How Could the Platinum Coin Get Placed into the Treasury Forfeiture Fund — Forfeiting the Platinum Coin

As other platinum coin promoters have speculated, profits from the seignorage of the $60 trillion platinum coin would be swept into the Treasury’s general account and consequently would be under the control of Congress as they are within the “purse” and subject to congressional appropriations.

The Treasury Forfeiture Fund on the other hand is the receipt account for the deposit of all non-tax “forfeitures” made pursuant to laws enforced or administered by bureaus participating in the Treasury Forfeiture Fund.

Under 19 U.S.C. s 1607, the United States may administratively seize, without judicial involvement, any monetary instrument. This can also be done civilly, without criminal charges.
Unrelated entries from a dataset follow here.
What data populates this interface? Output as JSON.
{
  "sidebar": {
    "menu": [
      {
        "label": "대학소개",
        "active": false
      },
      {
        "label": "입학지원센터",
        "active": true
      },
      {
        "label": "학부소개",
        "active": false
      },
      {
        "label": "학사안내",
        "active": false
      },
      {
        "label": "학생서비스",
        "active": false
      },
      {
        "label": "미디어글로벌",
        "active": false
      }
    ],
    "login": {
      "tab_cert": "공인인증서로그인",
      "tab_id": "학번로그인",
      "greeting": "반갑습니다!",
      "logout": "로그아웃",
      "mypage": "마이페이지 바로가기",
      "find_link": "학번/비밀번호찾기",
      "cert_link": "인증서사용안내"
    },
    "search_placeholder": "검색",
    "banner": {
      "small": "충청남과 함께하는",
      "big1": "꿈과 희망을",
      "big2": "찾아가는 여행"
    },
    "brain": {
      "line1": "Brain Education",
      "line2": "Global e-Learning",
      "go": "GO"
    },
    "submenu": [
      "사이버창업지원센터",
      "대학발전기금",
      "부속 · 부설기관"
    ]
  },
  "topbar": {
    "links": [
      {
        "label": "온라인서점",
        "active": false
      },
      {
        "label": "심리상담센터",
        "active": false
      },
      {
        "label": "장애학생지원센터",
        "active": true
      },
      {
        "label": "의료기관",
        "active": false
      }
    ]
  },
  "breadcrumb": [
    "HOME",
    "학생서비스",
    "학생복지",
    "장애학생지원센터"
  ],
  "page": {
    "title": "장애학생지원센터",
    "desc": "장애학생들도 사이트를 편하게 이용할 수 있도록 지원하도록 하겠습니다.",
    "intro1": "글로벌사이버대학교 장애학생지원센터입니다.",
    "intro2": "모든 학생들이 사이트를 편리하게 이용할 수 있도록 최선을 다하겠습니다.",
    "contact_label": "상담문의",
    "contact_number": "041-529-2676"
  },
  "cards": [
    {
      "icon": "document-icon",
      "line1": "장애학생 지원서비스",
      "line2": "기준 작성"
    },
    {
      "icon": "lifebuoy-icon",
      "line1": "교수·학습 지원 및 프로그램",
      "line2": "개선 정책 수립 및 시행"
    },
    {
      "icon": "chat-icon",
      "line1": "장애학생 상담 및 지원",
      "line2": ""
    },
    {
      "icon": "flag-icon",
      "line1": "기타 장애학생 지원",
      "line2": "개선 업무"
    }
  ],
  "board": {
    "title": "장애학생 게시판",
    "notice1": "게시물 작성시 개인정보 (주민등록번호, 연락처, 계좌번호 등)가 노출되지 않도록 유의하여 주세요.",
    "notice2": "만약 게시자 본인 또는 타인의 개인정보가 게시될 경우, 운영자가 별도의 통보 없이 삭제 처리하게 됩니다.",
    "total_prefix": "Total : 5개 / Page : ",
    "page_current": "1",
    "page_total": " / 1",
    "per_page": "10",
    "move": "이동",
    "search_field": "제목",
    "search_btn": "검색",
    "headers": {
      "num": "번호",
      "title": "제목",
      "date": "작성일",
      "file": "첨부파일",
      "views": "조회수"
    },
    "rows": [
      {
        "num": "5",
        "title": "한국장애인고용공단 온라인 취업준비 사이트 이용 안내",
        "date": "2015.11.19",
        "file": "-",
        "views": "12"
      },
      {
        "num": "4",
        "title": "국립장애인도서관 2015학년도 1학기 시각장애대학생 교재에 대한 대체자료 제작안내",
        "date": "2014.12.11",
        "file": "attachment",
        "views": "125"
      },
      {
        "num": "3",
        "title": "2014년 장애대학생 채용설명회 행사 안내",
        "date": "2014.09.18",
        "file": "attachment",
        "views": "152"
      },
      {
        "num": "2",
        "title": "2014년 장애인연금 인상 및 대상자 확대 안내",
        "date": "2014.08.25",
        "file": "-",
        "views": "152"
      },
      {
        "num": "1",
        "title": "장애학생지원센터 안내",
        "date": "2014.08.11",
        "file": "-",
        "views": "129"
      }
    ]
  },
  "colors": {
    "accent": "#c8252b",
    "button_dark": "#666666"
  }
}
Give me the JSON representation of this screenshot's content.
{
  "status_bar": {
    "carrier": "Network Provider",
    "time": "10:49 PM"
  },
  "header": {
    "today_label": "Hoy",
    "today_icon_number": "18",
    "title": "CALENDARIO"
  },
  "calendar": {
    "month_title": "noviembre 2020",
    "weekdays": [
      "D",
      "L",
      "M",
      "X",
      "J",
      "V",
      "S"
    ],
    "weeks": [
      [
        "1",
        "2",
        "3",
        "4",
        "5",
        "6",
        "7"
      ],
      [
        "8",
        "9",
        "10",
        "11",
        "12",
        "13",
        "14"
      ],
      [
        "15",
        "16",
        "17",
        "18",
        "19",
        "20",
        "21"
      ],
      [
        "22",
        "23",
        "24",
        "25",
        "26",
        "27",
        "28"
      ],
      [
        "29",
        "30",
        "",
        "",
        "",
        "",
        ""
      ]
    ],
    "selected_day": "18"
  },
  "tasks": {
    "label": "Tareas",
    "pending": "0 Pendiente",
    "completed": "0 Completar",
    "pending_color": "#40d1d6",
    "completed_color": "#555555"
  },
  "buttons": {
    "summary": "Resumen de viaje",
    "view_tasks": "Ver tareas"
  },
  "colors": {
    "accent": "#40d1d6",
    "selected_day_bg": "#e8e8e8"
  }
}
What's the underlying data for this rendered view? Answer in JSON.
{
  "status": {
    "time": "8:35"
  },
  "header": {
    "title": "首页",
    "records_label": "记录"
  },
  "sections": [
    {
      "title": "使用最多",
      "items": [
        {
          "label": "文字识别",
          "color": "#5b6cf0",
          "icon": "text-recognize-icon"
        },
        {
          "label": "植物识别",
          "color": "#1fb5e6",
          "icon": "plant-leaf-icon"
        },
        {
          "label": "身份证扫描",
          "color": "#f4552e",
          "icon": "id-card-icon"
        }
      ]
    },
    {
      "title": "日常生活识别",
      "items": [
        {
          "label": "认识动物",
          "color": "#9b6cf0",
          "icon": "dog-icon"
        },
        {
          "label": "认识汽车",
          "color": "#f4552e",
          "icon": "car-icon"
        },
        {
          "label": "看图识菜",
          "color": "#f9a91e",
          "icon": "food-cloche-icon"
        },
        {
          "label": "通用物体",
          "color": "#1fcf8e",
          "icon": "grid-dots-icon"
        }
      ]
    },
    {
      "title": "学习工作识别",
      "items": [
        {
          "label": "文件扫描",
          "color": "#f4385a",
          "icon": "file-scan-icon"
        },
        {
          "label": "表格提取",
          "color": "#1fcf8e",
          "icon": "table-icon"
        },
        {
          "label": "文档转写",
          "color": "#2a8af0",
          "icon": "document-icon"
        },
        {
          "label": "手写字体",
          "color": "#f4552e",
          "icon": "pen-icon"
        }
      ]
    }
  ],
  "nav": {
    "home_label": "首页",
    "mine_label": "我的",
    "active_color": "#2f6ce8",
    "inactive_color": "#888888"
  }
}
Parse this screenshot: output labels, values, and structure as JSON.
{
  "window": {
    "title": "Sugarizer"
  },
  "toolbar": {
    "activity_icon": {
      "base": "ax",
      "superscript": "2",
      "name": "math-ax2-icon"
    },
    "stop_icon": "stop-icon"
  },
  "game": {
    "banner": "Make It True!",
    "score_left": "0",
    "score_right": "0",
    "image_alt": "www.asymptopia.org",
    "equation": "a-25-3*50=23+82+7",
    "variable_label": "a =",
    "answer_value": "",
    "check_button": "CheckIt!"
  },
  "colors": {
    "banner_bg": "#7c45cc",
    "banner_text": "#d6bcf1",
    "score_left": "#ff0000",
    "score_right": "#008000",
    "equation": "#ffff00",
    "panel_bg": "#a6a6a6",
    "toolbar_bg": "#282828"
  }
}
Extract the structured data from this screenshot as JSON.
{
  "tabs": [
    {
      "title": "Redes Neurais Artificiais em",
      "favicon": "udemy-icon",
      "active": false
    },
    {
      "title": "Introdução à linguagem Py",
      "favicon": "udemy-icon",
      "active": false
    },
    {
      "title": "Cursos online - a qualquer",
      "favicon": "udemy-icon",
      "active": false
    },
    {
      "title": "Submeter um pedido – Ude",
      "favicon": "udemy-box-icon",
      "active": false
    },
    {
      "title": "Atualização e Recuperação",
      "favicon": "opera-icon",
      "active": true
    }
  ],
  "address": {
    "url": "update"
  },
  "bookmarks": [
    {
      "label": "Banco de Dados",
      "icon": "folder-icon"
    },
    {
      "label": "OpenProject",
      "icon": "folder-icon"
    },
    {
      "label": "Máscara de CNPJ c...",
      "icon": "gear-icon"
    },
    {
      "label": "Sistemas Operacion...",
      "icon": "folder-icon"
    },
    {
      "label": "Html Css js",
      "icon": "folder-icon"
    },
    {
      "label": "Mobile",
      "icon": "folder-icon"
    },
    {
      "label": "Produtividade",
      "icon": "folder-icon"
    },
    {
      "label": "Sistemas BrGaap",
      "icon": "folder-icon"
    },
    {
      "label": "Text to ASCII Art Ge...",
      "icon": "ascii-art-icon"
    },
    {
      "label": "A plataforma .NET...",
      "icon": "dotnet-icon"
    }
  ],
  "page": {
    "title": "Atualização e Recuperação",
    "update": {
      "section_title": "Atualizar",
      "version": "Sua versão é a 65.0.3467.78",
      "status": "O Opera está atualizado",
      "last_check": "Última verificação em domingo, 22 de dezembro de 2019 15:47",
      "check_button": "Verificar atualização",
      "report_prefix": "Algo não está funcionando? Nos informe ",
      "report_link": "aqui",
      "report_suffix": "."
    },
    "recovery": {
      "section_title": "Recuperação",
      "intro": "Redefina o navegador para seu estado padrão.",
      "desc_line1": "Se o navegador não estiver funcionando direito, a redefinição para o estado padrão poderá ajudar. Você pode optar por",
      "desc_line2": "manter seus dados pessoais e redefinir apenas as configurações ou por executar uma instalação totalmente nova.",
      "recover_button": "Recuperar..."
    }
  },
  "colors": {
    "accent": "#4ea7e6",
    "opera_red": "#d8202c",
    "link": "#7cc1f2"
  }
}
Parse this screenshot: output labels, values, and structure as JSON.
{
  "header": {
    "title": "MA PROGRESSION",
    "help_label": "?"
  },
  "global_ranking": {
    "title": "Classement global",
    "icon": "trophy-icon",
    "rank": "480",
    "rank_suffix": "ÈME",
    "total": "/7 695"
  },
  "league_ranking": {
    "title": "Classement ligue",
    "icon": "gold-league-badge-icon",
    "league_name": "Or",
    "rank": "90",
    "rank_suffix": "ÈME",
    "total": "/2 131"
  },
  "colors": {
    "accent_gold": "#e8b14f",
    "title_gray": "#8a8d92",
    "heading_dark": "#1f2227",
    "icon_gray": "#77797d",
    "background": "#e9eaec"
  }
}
So, after minting the platinum coin, on the triumphant trip to the New York Fed, the United States Deputy Treasury Secretary gets a bold feeling and attempts to convert the property into his own by trying to steal it.

Instead of depositing it at the New York Fed’s treasury account, he attempts to deposit it in his own account where he hopes to wire it to some foreign jurisdiction.

The treasury “intercepts” this attempted wire transfer and initiates an administrative forfeiture action and immediately transfers the coin to the Treasury Forfeiture Fund, which is now in Super Surplus and may be used to execute the Humphrey-Hawkins Full Employment Act thanks to Congress’ previous blessings.


Any thoughts on this? Fun to speculate about? In fact, perhaps something like this might be a way for the President to use the Platinum Coin Option covertly so as to avoid the “Banana Republic” howling that would follow the minting of a platinum coin???